Employee Relations

You can’t stop employees discussing their pay

employees talking

If you’re British, you probably don’t like talking about your salary in public. It’s one of those ‘Very British Problems’ – you know, like not quite catching somebody’s name, and spending the rest of your life addressing them as ‘hey you’.


But no matter how much your employees might hate discussing salary, if they want to do so, then as an employer, there is absolutely nothing you can do to stop them.

Why would an employer want to prohibit discussion of salary?


There are lots of reasons why employers might want to prohibit the discussion of salary amongst employees. For example, if you are shamelessly trying to pay different people wildly different salaries, for performing the same job (which, in itself, is likely to be illegal under the Equality Act).


But even if you aren’t purposefully trying to pay employees unfairly, it can still be a kick in the teeth for a co-worker to find out that somebody with a similar job role is making more money than they are. Plus, when people talk about salary, it can create rumours and gossip, which isn’t often great for office productivity.


So I can understand why you might want to stop employees discussing their pay. You probably have other reasons, too – and you’re welcome to explain these in the comments below. But the fact remains that it is illegal to stop employees from sharing details of their pay.

Equality Act 2010


As well as preventing employers from paying men and women different wages for the same work, the Equality Act 2010 covers what you can and cannot do in regards to people talking about their salary.

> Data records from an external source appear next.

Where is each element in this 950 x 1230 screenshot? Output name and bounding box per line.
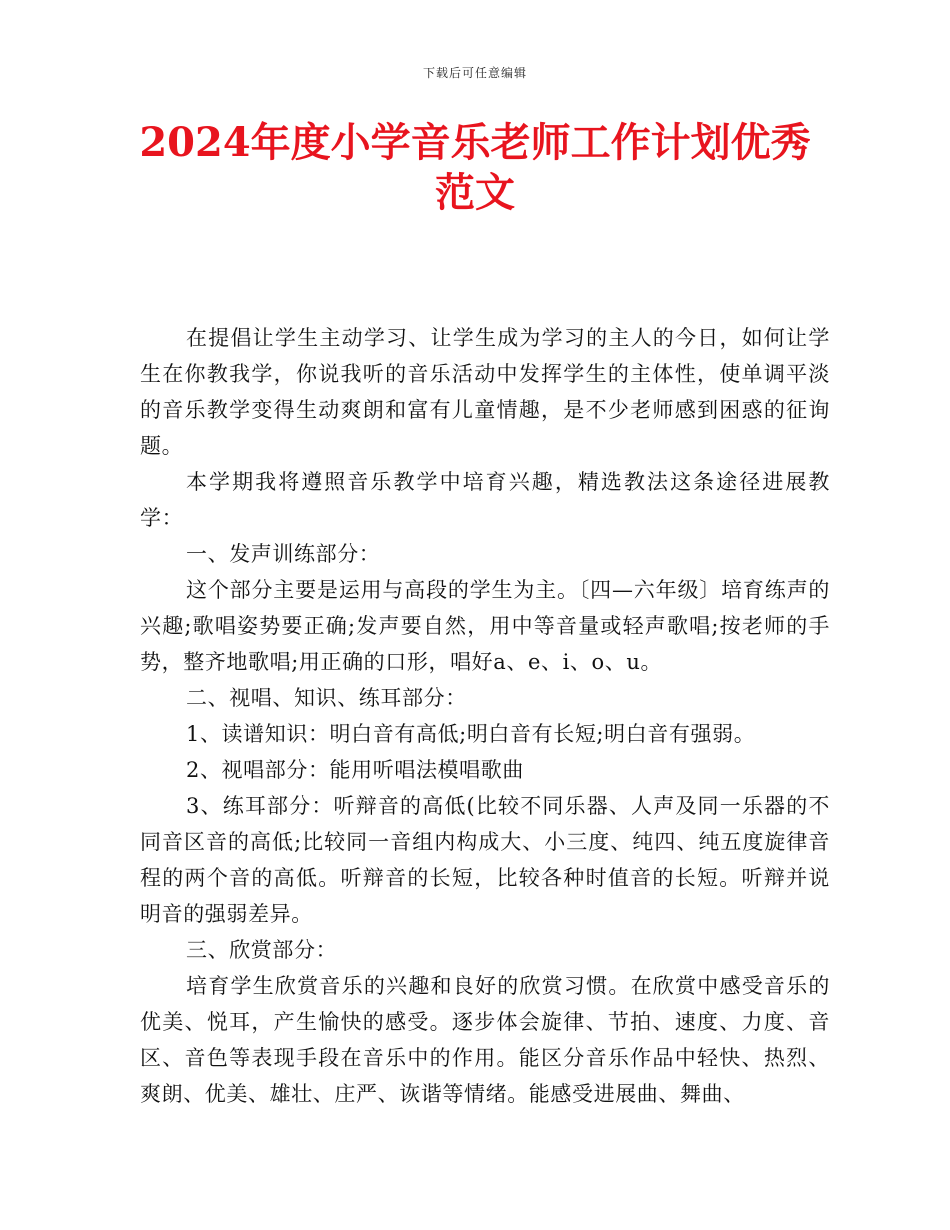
header-note: 下载后可任意编辑: [422, 66, 527, 80]
paragraph-sight-singing: 2、视唱部分：能用听唱法模唱歌曲: [186, 758, 524, 782]
paragraph-reading-notation: 1、读谱知识：明白音有高低;明白音有长短;明白音有强弱。: [186, 722, 756, 746]
paragraph-ear-training: 3、练耳部分：听辩音的高低(比较不同乐器、人声及同一乐器的不同音区音的高低;比较同一音组内构成大、小三度、纯四、纯五度旋律音程的两个音的高低。听辩音的长短，比较各种时值音的长短。听辩并说明音的强弱差异。: [140, 794, 830, 926]
paragraph-vocal-training: 这个部分主要是运用与高段的学生为主。〔四—六年级〕培育练声的兴趣;歌唱姿势要正确;发声要自然，用中等音量或轻声歌唱;按老师的手势，整齐地歌唱;用正确的口形，唱好a、e、i、o、u。: [140, 578, 830, 674]
document-title: [110, 118, 840, 218]
paragraph-intro: 在提倡让学生主动学习、让学生成为学习的主人的今日，如何让学生在你教我学，你说我听的音乐活动中发挥学生的主体性，使单调平淡的音乐教学变得生动爽朗和富有儿童情趣，是不少老师感到困惑的征询题。: [140, 326, 830, 458]
paragraph-plan: 本学期我将遵照音乐教学中培育兴趣，精选教法这条途径进展教学：: [140, 470, 830, 530]
document-title-line-2: 范文: [435, 169, 515, 216]
paragraph-appreciation: 培育学生欣赏音乐的兴趣和良好的欣赏习惯。在欣赏中感受音乐的优美、悦耳，产生愉快的感受。逐步体会旋律、节拍、速度、力度、音区、音色等表现手段在音乐中的作用。能区分音乐作品中轻快、热烈、爽朗、优美、雄壮、庄严、诙谐等情绪。能感受进展曲、舞曲、: [140, 974, 830, 1106]
section-heading-sight-singing: 二、视唱、知识、练耳部分：: [186, 686, 467, 710]
section-heading-appreciation: 三、欣赏部分：: [186, 938, 338, 962]
document-title-line-1: 2024年度小学音乐老师工作计划优秀: [139, 119, 811, 166]
document-body: [140, 320, 830, 1112]
section-heading-vocal-training: 一、发声训练部分：: [186, 542, 381, 566]
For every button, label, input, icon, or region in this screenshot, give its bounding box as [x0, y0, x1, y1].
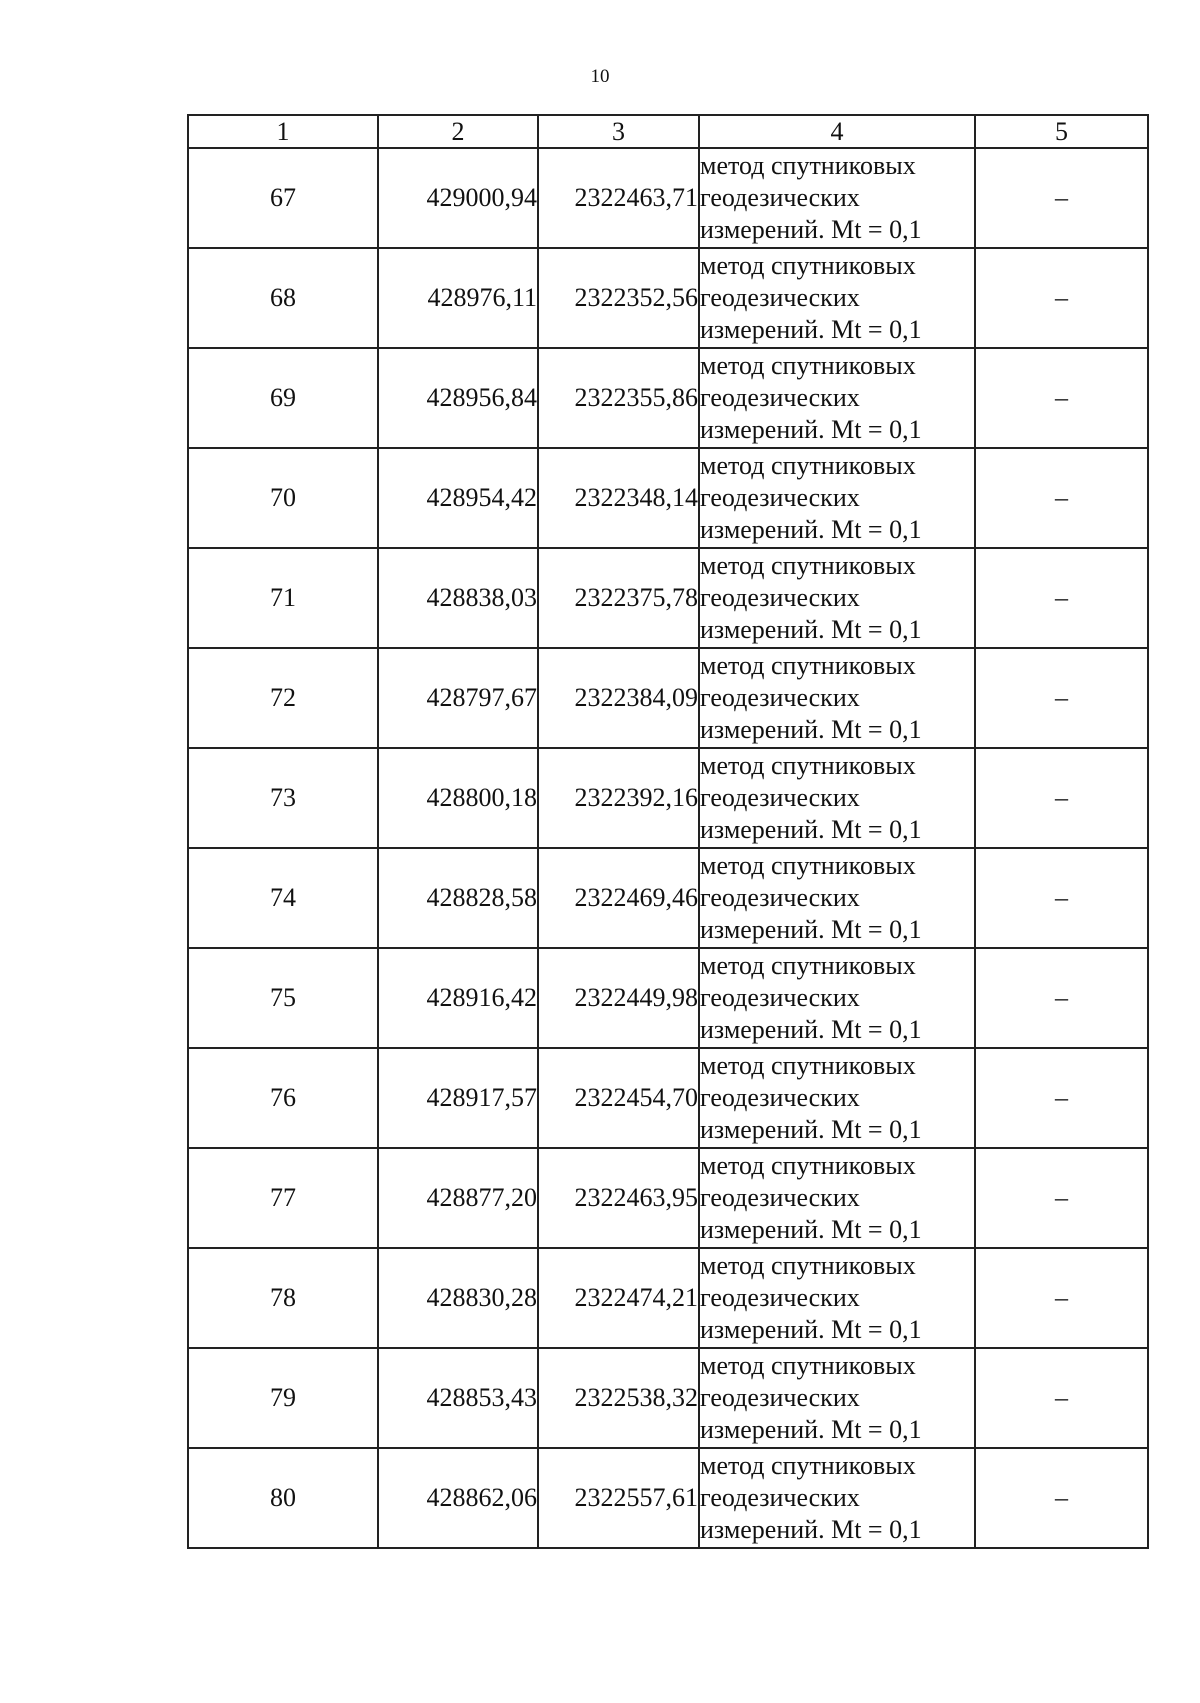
measurement-method: метод спутниковых геодезических измерений. Mt = 0,1 [699, 848, 975, 948]
table-row [188, 1348, 1148, 1448]
note-cell: – [975, 1148, 1148, 1248]
coordinate-y: 2322463,95 [538, 1148, 699, 1248]
table-row [188, 248, 1148, 348]
table-row [188, 648, 1148, 748]
coordinate-x: 428853,43 [378, 1348, 538, 1448]
column-header-4: 4 [699, 115, 975, 148]
measurement-method: метод спутниковых геодезических измерений. Mt = 0,1 [699, 648, 975, 748]
coordinate-x: 428917,57 [378, 1048, 538, 1148]
point-number: 78 [188, 1248, 378, 1348]
point-number: 71 [188, 548, 378, 648]
point-number: 77 [188, 1148, 378, 1248]
note-cell: – [975, 1248, 1148, 1348]
coordinate-y: 2322392,16 [538, 748, 699, 848]
table-header-row [188, 115, 1148, 148]
coordinates-table [187, 114, 1149, 1549]
coordinate-y: 2322355,86 [538, 348, 699, 448]
table-row [188, 1048, 1148, 1148]
point-number: 68 [188, 248, 378, 348]
table-row [188, 748, 1148, 848]
coordinate-x: 429000,94 [378, 148, 538, 248]
coordinate-y: 2322557,61 [538, 1448, 699, 1548]
coordinate-y: 2322348,14 [538, 448, 699, 548]
column-header-3: 3 [538, 115, 699, 148]
table-row [188, 448, 1148, 548]
note-cell: – [975, 748, 1148, 848]
table-row [188, 1248, 1148, 1348]
column-header-2: 2 [378, 115, 538, 148]
measurement-method: метод спутниковых геодезических измерений. Mt = 0,1 [699, 1048, 975, 1148]
note-cell: – [975, 848, 1148, 948]
column-header-1: 1 [188, 115, 378, 148]
table-row [188, 948, 1148, 1048]
point-number: 70 [188, 448, 378, 548]
point-number: 74 [188, 848, 378, 948]
coordinate-y: 2322454,70 [538, 1048, 699, 1148]
measurement-method: метод спутниковых геодезических измерений. Mt = 0,1 [699, 248, 975, 348]
coordinate-x: 428828,58 [378, 848, 538, 948]
coordinate-y: 2322449,98 [538, 948, 699, 1048]
note-cell: – [975, 548, 1148, 648]
point-number: 80 [188, 1448, 378, 1548]
note-cell: – [975, 148, 1148, 248]
note-cell: – [975, 348, 1148, 448]
measurement-method: метод спутниковых геодезических измерений. Mt = 0,1 [699, 348, 975, 448]
measurement-method: метод спутниковых геодезических измерений. Mt = 0,1 [699, 748, 975, 848]
point-number: 76 [188, 1048, 378, 1148]
coordinate-x: 428877,20 [378, 1148, 538, 1248]
measurement-method: метод спутниковых геодезических измерений. Mt = 0,1 [699, 548, 975, 648]
coordinate-y: 2322538,32 [538, 1348, 699, 1448]
coordinate-x: 428976,11 [378, 248, 538, 348]
measurement-method: метод спутниковых геодезических измерений. Mt = 0,1 [699, 1348, 975, 1448]
measurement-method: метод спутниковых геодезических измерений. Mt = 0,1 [699, 448, 975, 548]
table-row [188, 348, 1148, 448]
measurement-method: метод спутниковых геодезических измерений. Mt = 0,1 [699, 948, 975, 1048]
point-number: 75 [188, 948, 378, 1048]
point-number: 79 [188, 1348, 378, 1448]
point-number: 73 [188, 748, 378, 848]
coordinate-x: 428800,18 [378, 748, 538, 848]
table-row [188, 548, 1148, 648]
table-row [188, 1448, 1148, 1548]
point-number: 72 [188, 648, 378, 748]
table-row [188, 1148, 1148, 1248]
coordinate-y: 2322352,56 [538, 248, 699, 348]
table-row [188, 848, 1148, 948]
measurement-method: метод спутниковых геодезических измерений. Mt = 0,1 [699, 148, 975, 248]
coordinate-x: 428916,42 [378, 948, 538, 1048]
page-number: 10 [590, 66, 610, 87]
note-cell: – [975, 948, 1148, 1048]
coordinate-y: 2322384,09 [538, 648, 699, 748]
coordinate-y: 2322469,46 [538, 848, 699, 948]
coordinate-y: 2322463,71 [538, 148, 699, 248]
coordinate-x: 428862,06 [378, 1448, 538, 1548]
point-number: 67 [188, 148, 378, 248]
measurement-method: метод спутниковых геодезических измерений. Mt = 0,1 [699, 1148, 975, 1248]
coordinate-x: 428954,42 [378, 448, 538, 548]
table-row [188, 148, 1148, 248]
column-header-5: 5 [975, 115, 1148, 148]
note-cell: – [975, 248, 1148, 348]
coordinate-x: 428956,84 [378, 348, 538, 448]
coordinate-x: 428830,28 [378, 1248, 538, 1348]
note-cell: – [975, 1348, 1148, 1448]
measurement-method: метод спутниковых геодезических измерений. Mt = 0,1 [699, 1248, 975, 1348]
note-cell: – [975, 648, 1148, 748]
note-cell: – [975, 1048, 1148, 1148]
note-cell: – [975, 1448, 1148, 1548]
note-cell: – [975, 448, 1148, 548]
coordinate-x: 428838,03 [378, 548, 538, 648]
coordinate-y: 2322474,21 [538, 1248, 699, 1348]
measurement-method: метод спутниковых геодезических измерений. Mt = 0,1 [699, 1448, 975, 1548]
coordinate-y: 2322375,78 [538, 548, 699, 648]
coordinate-x: 428797,67 [378, 648, 538, 748]
point-number: 69 [188, 348, 378, 448]
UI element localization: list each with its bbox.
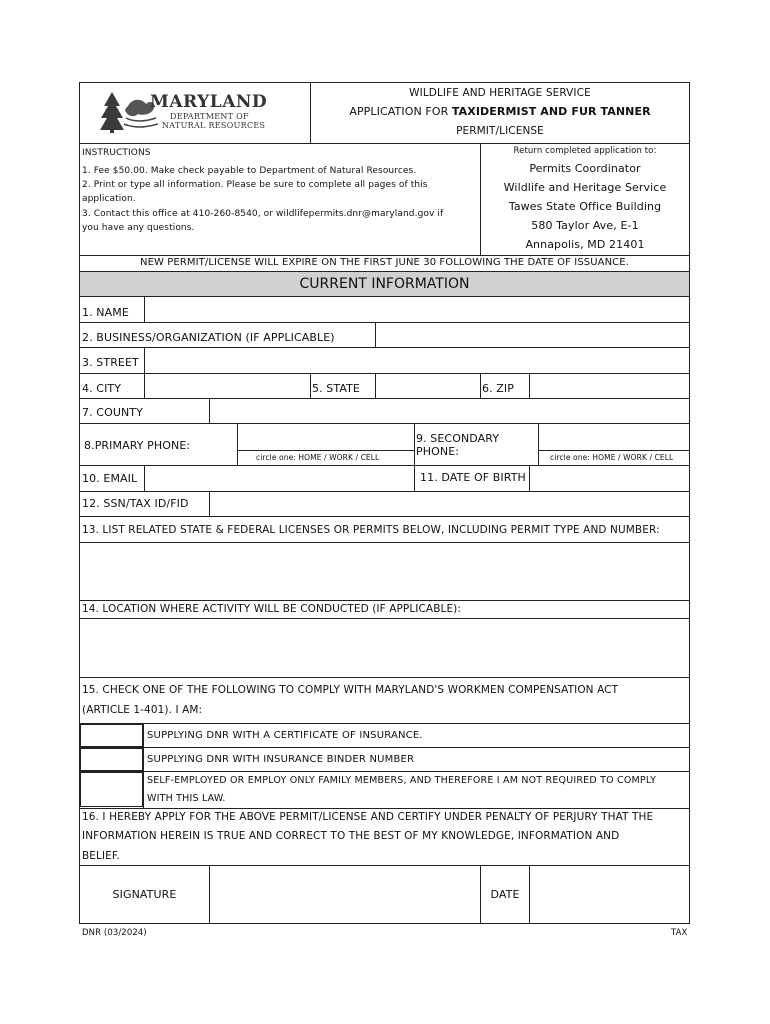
- check-label-a: 15. CHECK ONE OF THE FOLLOWING TO COMPLY WITH MARYLAND'S WORKMEN COMPENSATION ACT: [82, 684, 619, 696]
- zip-field[interactable]: [530, 374, 689, 397]
- form-code: TAX: [671, 928, 688, 938]
- secondary-phone-underline: [538, 450, 690, 451]
- row-line: [79, 516, 690, 517]
- logo-name: MARYLAND: [150, 92, 268, 112]
- ssn-label: 12. SSN/TAX ID/FID: [82, 497, 189, 510]
- permit-title: PERMIT/LICENSE: [456, 125, 544, 137]
- return-line1: Permits Coordinator: [529, 162, 641, 175]
- application-title: [311, 105, 689, 118]
- option-3-label-a: SELF-EMPLOYED OR EMPLOY ONLY FAMILY MEMBERS, AND THEREFORE I AM NOT REQUIRED TO COMPLY: [147, 775, 657, 786]
- name-field[interactable]: [145, 298, 689, 321]
- state-divider-left: [310, 373, 311, 398]
- secondary-phone-field[interactable]: [539, 424, 689, 450]
- option-2-label: SUPPLYING DNR WITH INSURANCE BINDER NUMBER: [147, 754, 415, 765]
- certify-line-c: BELIEF.: [82, 850, 120, 862]
- street-field[interactable]: [145, 348, 689, 372]
- street-label: 3. STREET: [82, 356, 139, 369]
- option-2-checkbox[interactable]: [80, 748, 143, 771]
- row-line: [79, 677, 690, 678]
- row-line: [79, 723, 690, 724]
- section-title: CURRENT INFORMATION: [299, 276, 470, 292]
- check-label-b: (ARTICLE 1-401). I AM:: [82, 704, 203, 716]
- application-bold: TAXIDERMIST AND FUR TANNER: [451, 105, 651, 118]
- instruction-1: 1. Fee $50.00. Make check payable to Department of Natural Resources.: [82, 166, 417, 176]
- licenses-field[interactable]: [80, 543, 689, 599]
- city-label: 4. CITY: [82, 382, 122, 395]
- licenses-label: 13. LIST RELATED STATE & FEDERAL LICENSES OR PERMITS BELOW, INCLUDING PERMIT TYPE AND NUMBER:: [82, 524, 660, 536]
- return-heading: Return completed application to:: [513, 146, 657, 156]
- business-label: 2. BUSINESS/ORGANIZATION (IF APPLICABLE): [82, 331, 335, 344]
- options-divider: [143, 723, 144, 808]
- date-field[interactable]: [530, 866, 689, 923]
- county-label: 7. COUNTY: [82, 406, 143, 419]
- application-prefix: APPLICATION FOR: [349, 105, 452, 118]
- return-line5: Annapolis, MD 21401: [525, 238, 645, 251]
- city-field[interactable]: [145, 374, 309, 397]
- logo-line2: NATURAL RESOURCES: [162, 121, 266, 130]
- state-field[interactable]: [376, 374, 479, 397]
- row-line: [79, 600, 690, 601]
- option-3-label-b: WITH THIS LAW.: [147, 793, 226, 804]
- primary-phone-label: 8.PRIMARY PHONE:: [84, 439, 191, 452]
- instruction-3a: 3. Contact this office at 410-260-8540, or wildlifepermits.dnr@maryland.gov if: [82, 209, 444, 219]
- secondary-phone-label-a: 9. SECONDARY: [416, 432, 500, 445]
- signature-field[interactable]: [210, 866, 479, 923]
- logo-line1: DEPARTMENT OF: [170, 112, 249, 121]
- email-label: 10. EMAIL: [82, 472, 138, 485]
- secondary-phone-label-b: PHONE:: [416, 445, 460, 458]
- primary-phone-type[interactable]: circle one: HOME / WORK / CELL: [256, 453, 380, 462]
- secondary-phone-divider-left: [414, 423, 415, 465]
- row-line: [79, 747, 690, 748]
- location-field[interactable]: [80, 619, 689, 676]
- option-3-checkbox[interactable]: [80, 772, 143, 807]
- return-line2: Wildlife and Heritage Service: [503, 181, 667, 194]
- zip-label: 6. ZIP: [482, 382, 515, 395]
- return-line4: 580 Taylor Ave, E-1: [531, 219, 639, 232]
- option-1-checkbox[interactable]: [80, 724, 143, 747]
- certify-line-a: 16. I HEREBY APPLY FOR THE ABOVE PERMIT/LICENSE AND CERTIFY UNDER PENALTY OF PERJURY THAT THE: [82, 811, 654, 823]
- signature-label: SIGNATURE: [112, 888, 177, 901]
- dob-divider-left: [414, 465, 415, 491]
- state-label: 5. STATE: [312, 382, 360, 395]
- instructions-title: INSTRUCTIONS: [82, 148, 151, 158]
- business-field[interactable]: [376, 323, 689, 346]
- location-label: 14. LOCATION WHERE ACTIVITY WILL BE CONDUCTED (IF APPLICABLE):: [82, 603, 462, 615]
- maryland-dnr-logo: [98, 88, 268, 136]
- instruction-2b: application.: [82, 194, 136, 204]
- header-bottom-line: [79, 143, 690, 144]
- instruction-3b: you have any questions.: [82, 223, 195, 233]
- certify-line-b: INFORMATION HEREIN IS TRUE AND CORRECT TO THE BEST OF MY KNOWLEDGE, INFORMATION AND: [82, 830, 620, 842]
- service-title: WILDLIFE AND HERITAGE SERVICE: [409, 87, 591, 99]
- option-1-label: SUPPLYING DNR WITH A CERTIFICATE OF INSURANCE.: [147, 730, 423, 741]
- row-line: [79, 771, 690, 772]
- dob-field[interactable]: [530, 466, 689, 490]
- county-field[interactable]: [210, 399, 689, 422]
- current-information-banner: [80, 271, 689, 297]
- instruction-2a: 2. Print or type all information. Please be sure to complete all pages of this: [82, 180, 428, 190]
- form-id: DNR (03/2024): [82, 928, 147, 938]
- expire-notice: NEW PERMIT/LICENSE WILL EXPIRE ON THE FIRST JUNE 30 FOLLOWING THE DATE OF ISSUANCE.: [140, 257, 629, 268]
- ssn-field[interactable]: [210, 492, 689, 515]
- dob-label: 11. DATE OF BIRTH: [420, 471, 526, 484]
- date-label: DATE: [490, 888, 520, 901]
- return-line3: Tawes State Office Building: [508, 200, 662, 213]
- row-line: [79, 808, 690, 809]
- primary-phone-field[interactable]: [238, 424, 413, 450]
- secondary-phone-type[interactable]: circle one: HOME / WORK / CELL: [550, 453, 674, 462]
- tree-crab-icon: [98, 88, 158, 134]
- primary-phone-underline: [237, 450, 414, 451]
- zip-divider-left: [480, 373, 481, 398]
- name-label: 1. NAME: [82, 306, 129, 319]
- expire-top-line: [79, 255, 690, 256]
- email-field[interactable]: [145, 466, 413, 490]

The Equality Act 2010 stops you from putting clauses in that prohibit discussion of salary. The clause is found in Part 5, Chapter 3: Disclosure of Information, and states the following acts as protected:


1, “Seeking a disclosure that would be a relevant pay disclosure” Basically, wanting to tell somebody about your salary.

2, “Making or seeking to make a relevant pay disclosure” Or in other words, actually telling somebody about your salary.

3, “Receiving information disclosed in a relevant pay disclosure” Essentially, letting somebody else tell you about their salary.


Therefore, if you discipline somebody for sharing their salary, you could end up in trouble yourself. You can’t even add it as a clause to your employment contract, because it would not be enforceable.

Can you ever discipline an employee for sharing their salary details?


There could be some circumstances where salary disclosure forms part of another offence. If somebody is using salary disclosure as a way to bully their colleagues, then of course this behaviour is inappropriate, and you would likely discipline the offender.


For example, Employee A might be making Employee B feel small, by constantly bragging about his or her salary, or something of the sort. But the discipline would be on different grounds – not literally because the employee had disclosed their salary.


I hope this has helped you to learn something new about the disclosure of salary. If you still have questions, pop them in the comments and I will aim to find an answer.